Distinguer l’enthousiasme profond que je ressens en partageant ma chanson fétiche « Thuma Mina » et cette fierté superficielle à la vue des 52 « likes » en face d’une vidéo de danse, cela me permet de cultiver la conscience de ces 2 parties de moi qui sont en action au quotidien.

 Facebook échappatoire

Le surf-distraction, le surf-échappatoire où la sélection automatique du gentil robot me garantit de tomber sur une grande majorité de publications qui me parlent ? Oui, objectivement je le pratique aussi pour m’évader d’une journée qui ne s’est pas déroulée comme je l’aurais souhaitée ou pour oublier des soucis d’une phase de vie difficile. Facebook, la télé, l’alcool … chacun son truc. Tant que ce n’est qu’un comportement ponctuel et qu’on en est conscient : chacun fait ce qu’il veut / ce qu’il peut pour faire face aux difficultés qu’il rencontre. … et si en plus ça remonte le moral et qu’on apprend encore un peu plus dans le domaine du développement personnel … hein ? 😉

 Facebook pour toujours ?

Est-ce que je vais continuer à publier de la sorte pendant des années ? => On verra.
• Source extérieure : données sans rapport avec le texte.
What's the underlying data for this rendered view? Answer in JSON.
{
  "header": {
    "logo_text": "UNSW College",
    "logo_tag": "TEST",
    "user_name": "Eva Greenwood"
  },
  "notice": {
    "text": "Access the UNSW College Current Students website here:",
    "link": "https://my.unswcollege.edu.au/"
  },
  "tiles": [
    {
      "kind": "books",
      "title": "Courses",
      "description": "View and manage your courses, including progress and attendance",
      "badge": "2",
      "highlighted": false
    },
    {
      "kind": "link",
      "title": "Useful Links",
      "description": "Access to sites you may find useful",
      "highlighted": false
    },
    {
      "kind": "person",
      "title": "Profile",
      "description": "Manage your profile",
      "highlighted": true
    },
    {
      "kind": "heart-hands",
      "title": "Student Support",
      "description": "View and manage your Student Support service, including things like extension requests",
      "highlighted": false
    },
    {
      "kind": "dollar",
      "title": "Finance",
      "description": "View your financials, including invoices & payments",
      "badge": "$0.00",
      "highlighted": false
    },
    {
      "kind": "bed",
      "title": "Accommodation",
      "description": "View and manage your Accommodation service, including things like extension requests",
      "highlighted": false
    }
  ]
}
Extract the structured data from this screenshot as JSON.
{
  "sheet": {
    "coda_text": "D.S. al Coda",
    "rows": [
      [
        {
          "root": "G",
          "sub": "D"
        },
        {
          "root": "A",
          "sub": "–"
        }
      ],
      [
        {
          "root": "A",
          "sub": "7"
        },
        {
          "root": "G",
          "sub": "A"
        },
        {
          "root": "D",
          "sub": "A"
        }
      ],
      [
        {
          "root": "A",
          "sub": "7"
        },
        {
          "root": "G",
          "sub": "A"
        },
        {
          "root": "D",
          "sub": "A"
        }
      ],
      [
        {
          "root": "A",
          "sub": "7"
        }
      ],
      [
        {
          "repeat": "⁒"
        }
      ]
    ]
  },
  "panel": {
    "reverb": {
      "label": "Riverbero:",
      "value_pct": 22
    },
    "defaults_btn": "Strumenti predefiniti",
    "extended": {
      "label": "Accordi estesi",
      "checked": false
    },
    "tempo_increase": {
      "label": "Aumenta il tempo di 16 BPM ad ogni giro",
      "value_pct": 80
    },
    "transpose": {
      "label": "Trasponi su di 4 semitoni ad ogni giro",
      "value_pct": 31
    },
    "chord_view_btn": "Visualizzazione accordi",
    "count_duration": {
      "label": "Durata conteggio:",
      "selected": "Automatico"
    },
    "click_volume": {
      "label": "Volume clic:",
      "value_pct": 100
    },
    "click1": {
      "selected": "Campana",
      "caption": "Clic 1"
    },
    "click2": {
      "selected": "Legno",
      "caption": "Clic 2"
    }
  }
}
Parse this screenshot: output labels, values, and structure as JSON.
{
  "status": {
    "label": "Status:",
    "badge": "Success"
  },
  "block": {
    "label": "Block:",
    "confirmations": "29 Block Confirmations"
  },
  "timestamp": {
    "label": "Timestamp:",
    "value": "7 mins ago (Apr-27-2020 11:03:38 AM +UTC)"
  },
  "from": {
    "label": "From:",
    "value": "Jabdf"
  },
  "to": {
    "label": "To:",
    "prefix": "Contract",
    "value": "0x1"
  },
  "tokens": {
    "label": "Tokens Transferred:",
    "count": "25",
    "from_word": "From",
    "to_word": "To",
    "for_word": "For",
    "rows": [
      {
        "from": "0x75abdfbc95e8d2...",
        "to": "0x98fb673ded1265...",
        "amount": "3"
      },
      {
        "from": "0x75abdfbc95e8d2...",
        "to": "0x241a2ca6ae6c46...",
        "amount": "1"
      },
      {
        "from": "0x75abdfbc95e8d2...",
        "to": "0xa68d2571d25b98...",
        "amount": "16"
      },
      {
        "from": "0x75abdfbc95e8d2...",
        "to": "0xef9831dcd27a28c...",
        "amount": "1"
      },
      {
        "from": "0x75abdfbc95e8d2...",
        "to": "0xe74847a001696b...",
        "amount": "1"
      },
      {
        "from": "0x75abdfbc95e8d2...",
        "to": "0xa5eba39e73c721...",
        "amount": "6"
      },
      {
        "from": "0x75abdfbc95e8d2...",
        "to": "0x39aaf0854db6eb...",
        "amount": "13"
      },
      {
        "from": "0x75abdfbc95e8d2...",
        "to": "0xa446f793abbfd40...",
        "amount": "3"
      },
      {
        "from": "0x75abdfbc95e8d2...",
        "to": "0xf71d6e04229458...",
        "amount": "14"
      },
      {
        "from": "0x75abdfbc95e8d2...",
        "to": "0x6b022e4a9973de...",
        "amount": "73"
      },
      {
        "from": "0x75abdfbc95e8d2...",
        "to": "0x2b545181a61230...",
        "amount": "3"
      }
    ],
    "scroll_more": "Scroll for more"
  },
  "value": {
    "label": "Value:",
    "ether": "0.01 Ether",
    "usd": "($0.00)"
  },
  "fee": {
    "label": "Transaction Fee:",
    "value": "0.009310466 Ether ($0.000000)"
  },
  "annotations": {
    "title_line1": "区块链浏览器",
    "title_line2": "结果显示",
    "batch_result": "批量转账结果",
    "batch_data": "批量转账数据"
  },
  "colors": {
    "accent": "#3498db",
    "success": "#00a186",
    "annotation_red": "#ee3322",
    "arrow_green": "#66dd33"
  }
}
Est-ce que je vais tenter encore d’autres expériences en faisant plus de vidéos, en écrivant un blog … ? => Probablement. J’aime tester, essayer, dépasser ma zone de confort, élargir mon champ d’action, goûter à ce que la vie met à ma portée et qui me parle.

Je construis mon présent un tout petit pas après l’autre J J J

Et vous, pourquoi avez-vous lu cette publication ? Pourquoi regardez-vous les vidéos, pourquoi commentez-vous les citations qui vous inspirent ?

Hum hum ! ? 😉 Un peu d’introspection, ça vous tente ?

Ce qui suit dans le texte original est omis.